Malgré la lenteur de cette entrée en scène, on ne s’ennuie nullement dans ce roman. D’une part parce que Steinfest, qui écrit fort bien, a le don de camper de façon exemplaire ses personnages et, d’autre part, parce qu’il ne s’empêche pas d’entrer dans le détail, tant et si bien que le lecteur a l’impression de faire partie de l’action au même titre que les protagonistes. Évidemment, si vous êtes un inconditionnel du fast track, qui privilégie l’action au détriment des personnages et des décors, vous aurez tendance à sauter quelques lignes, voire le livre entier.
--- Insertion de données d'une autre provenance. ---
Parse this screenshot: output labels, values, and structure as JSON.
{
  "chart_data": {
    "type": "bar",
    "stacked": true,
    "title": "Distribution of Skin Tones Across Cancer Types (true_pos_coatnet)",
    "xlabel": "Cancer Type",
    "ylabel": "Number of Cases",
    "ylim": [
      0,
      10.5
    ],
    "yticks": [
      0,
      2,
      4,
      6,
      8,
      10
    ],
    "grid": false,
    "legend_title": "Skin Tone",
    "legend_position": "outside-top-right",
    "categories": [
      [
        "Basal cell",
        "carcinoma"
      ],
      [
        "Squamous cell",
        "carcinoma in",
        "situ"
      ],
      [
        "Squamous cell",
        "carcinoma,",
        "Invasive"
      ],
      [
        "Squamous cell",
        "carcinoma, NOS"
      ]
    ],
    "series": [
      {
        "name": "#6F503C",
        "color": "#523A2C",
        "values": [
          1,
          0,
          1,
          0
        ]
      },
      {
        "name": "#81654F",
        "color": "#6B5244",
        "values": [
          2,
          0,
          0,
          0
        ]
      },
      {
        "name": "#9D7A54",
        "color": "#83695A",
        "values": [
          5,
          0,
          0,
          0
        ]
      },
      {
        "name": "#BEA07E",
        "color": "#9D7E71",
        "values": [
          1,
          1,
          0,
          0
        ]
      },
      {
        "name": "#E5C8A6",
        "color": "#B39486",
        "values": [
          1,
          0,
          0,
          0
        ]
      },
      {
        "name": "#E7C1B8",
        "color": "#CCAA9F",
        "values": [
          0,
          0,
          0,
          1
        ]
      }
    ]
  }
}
Par contre, en agissant ainsi, vous vous priverez d’une lecture passionnante puisque Cheng et son chien valent vraiment le détour, ne serait-ce que par leur parfaite incongruité tant dans leur apparence, leur style et leur façon d’être.
Pour tout dire, après avoir fait connaissance avec Cheng, j’ai poursuivi avec encore plus de délices mon immersion dans ce polar surprenant, qui réserve des surprises de taille, et ce jusqu’à la fin. Une belle découverte, donc, qui augure bien pour la suite. (JP)
Sale Cabot
Heinrich Steinfest
Paris, Phébus (Rayon noir), 297 pages.